Sunday, December 23, 2018

Panzers on the Vistula: Retreat and Rout in East Prussia 1945 by Hans Schaufler

Hans Schaufler's "Panzers on the Vistula" offers readers a look at some of the retreats the 4th Panzer Division participated in during the final few months of the Second World War on the northern section of the Eastern Front – mainly through Latvia and East Prussia.  Readers can experience the chaos of this final period of the war as German losses kept mounting as a result of repeated Soviet offensive operations and German counterattacks that aimed to restore some coherence to the front but all too often proved pointless.  Schaufler’s account hits many of the usual Cold War clichés about the Second World War, Eastern Front, Soviet Union, and Red Army that one would one expect from a former soldier who took part in the fighting on the Eastern Front and was regularly exposed to German propaganda.  Interestingly, at the same time that the author is calling out German reports as presenting a “totally false analysis” about the fighting situation on the Eastern Front, he himself offers a skewed look at the struggle against the Red Army. 

Schaufler presents the German situation in January of 1945 as disastrous and doomed while claiming the only reason for the Wehrmacht to keep fighting “was to save the innocent victims of this senseless war from the vengeance of the Red Army…”  Apparently, he’s forgotten that Germany began this “senseless war.”  Even though the author realizes that German defensive actions are merely prolonging the inevitable, “even the dumbest long knew the war was long,” and himself question what the correct course of action is, he nonetheless claims that the civilian population, fearing the Red Army, “all sought protection from the German troops.”  This idea of German troops continuing to put up resistance to help civilians flee from the Red Army to the west – along with the idea that to surrender would be perceived as cowardly by their comrades – is a constant theme that’s repeated by the author and others from whose reminiscences and articles he quotes throughout the book.  In some respects, it isn’t surprising that soldiers came up with reasons to convince themselves that they needed to keep fighting rather than simply surrender to the Red Army.  The excuse that they needed to buy time for civilians fleeing the Red Army presented their ultimate actions as those of soldiers protecting future victims rather than the last defenders of a regime that began a Second World War and a genocidal campaign against the Soviet Union. 

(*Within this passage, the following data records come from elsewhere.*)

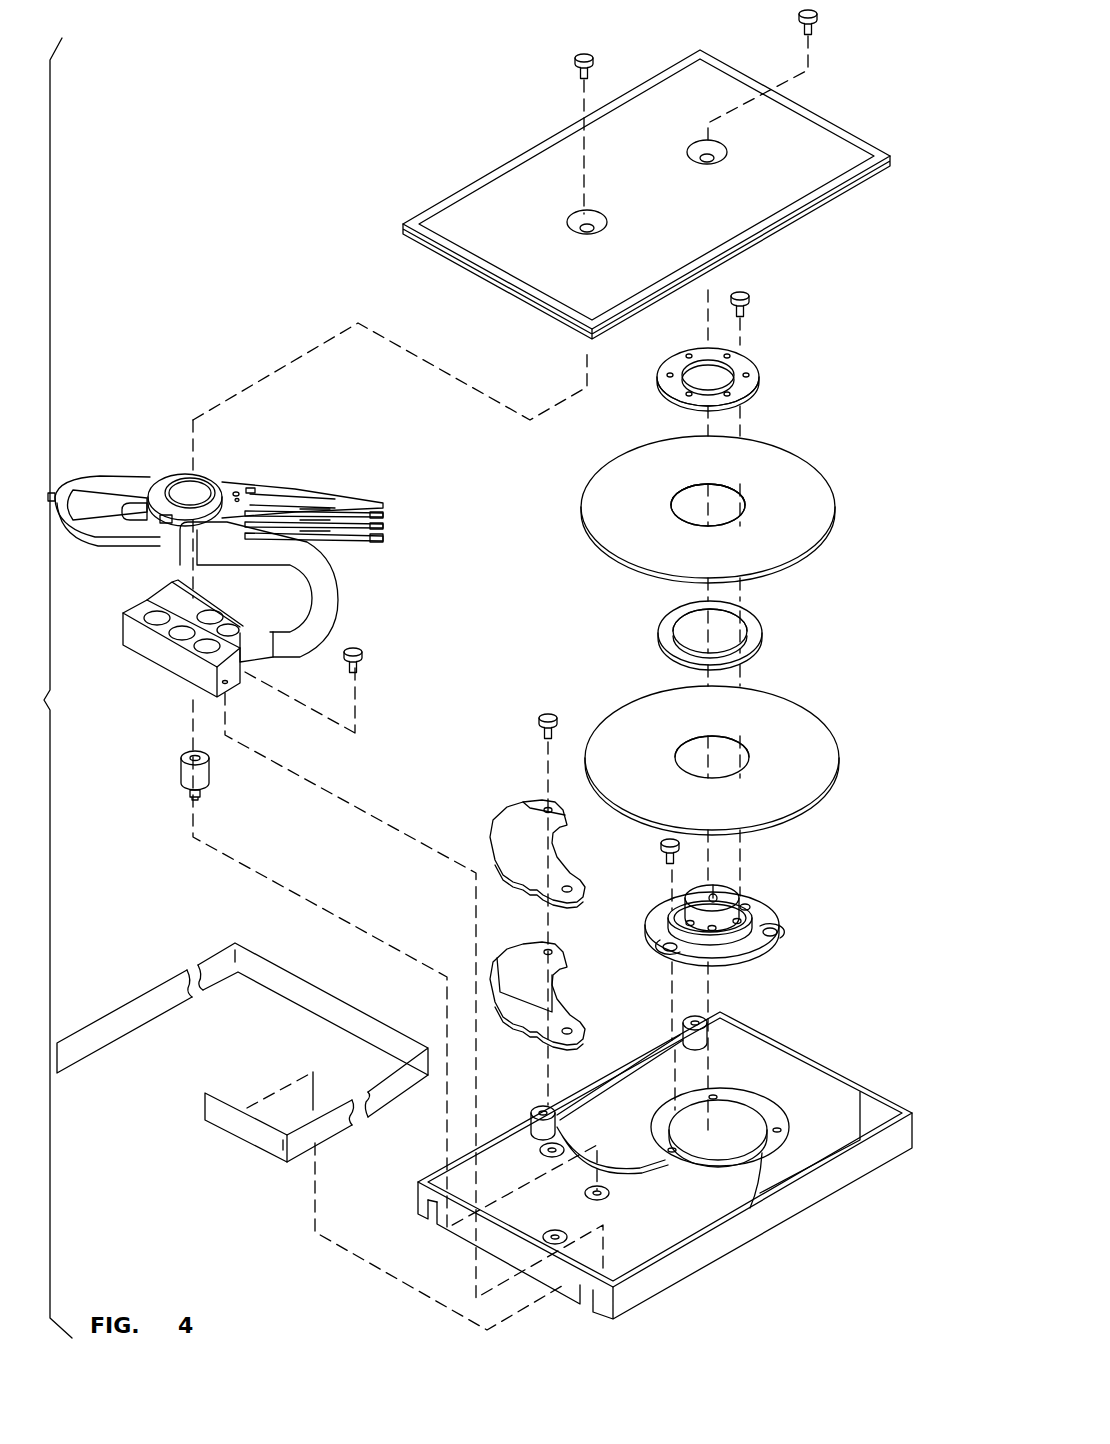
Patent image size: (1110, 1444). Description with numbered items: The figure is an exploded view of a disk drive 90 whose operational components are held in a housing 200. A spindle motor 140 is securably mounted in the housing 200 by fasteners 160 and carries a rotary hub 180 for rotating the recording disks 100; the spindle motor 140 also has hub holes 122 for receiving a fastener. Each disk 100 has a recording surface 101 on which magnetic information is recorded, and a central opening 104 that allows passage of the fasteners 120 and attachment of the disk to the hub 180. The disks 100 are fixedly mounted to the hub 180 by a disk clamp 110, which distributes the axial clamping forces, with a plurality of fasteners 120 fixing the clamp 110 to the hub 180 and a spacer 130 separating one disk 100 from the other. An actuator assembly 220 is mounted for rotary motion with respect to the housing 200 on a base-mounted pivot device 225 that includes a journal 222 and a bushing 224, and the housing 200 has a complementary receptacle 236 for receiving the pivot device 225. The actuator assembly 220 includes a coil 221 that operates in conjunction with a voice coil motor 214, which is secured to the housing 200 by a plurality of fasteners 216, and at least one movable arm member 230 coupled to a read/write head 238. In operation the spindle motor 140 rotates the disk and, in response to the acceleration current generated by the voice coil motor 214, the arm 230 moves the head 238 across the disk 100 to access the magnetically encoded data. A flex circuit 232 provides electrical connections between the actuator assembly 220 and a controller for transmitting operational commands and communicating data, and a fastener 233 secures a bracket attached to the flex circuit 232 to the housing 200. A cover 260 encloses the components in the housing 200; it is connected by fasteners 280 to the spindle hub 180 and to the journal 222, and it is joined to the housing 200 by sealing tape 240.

The disk drive 90 is at (278, 205).
The recording disk 100 is at (585, 512).
The recording surface 101 is at (646, 524).
The central opening 104 is at (722, 514).
The disk clamp 110 is at (752, 388).
The fasteners 120 is at (750, 300).
The hub holes 122 is at (713, 930).
The spacer 130 is at (762, 645).
The spindle motor 140 is at (782, 922).
The fasteners 160 is at (660, 854).
The rotary hub 180 is at (745, 903).
The housing 200 is at (795, 1216).
The voice coil motor 214 is at (568, 984).
The fasteners 216 is at (538, 728).
The actuator assembly 220 is at (150, 470).
The coil 221 is at (90, 546).
The journal 222 is at (190, 794).
The bushing 224 is at (181, 776).
The pivot device 225 is at (170, 752).
The arm member 230 is at (383, 487).
The flex circuit 232 is at (338, 618).
The fastener 233 is at (365, 657).
The receptacle 236 is at (616, 1193).
The read/write head 238 is at (385, 500).
The sealing tape 240 is at (252, 986).
The cover 260 is at (500, 157).
The fasteners 280 is at (575, 62).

Similarly, Soviet forces are represented by a “vast superiority in numbers,” another relic of Cold War rhetoric and German propaganda.  At this late point in the war German casualties are telling.  One of the strengths of this book are the rare times when the author shares the desperate situation German forces found themselves in as when a battalion’s combat strength was reduced to a mere twelve men and they were responsible for a twelve-kilometer sector of the front, an impossible assignment.  Another interesting incident is recounted when a self-propelled gunner discusses how Red Army troops created two fake anti-tank gun positions in order to lure him into firing and give away his position.  In the midst of the author’s descriptions of Soviet propaganda urging Red Army soldiers to “Kill the Germans!” the author admits that Soviet fighting troops deserved “credit” as “the overwhelming majority of them were humane.”  But there is, unfortunately, no explanation of what specific behavior constituted “humane” or “inhumane,” although the latter is easier to imagine.  The final chapters of the book deal with the different fates German survivors experienced in various prisoner of war camps, including those who were interned in Sweden and eventually handed over to the Soviets.  Overall, this text offers a thought-provoking look at the final months of the war but readers should be aware of the author’s biases and try to put his words and actions, along with those he quotes, into the greater context of the Second World War and the overall experiences of its participants.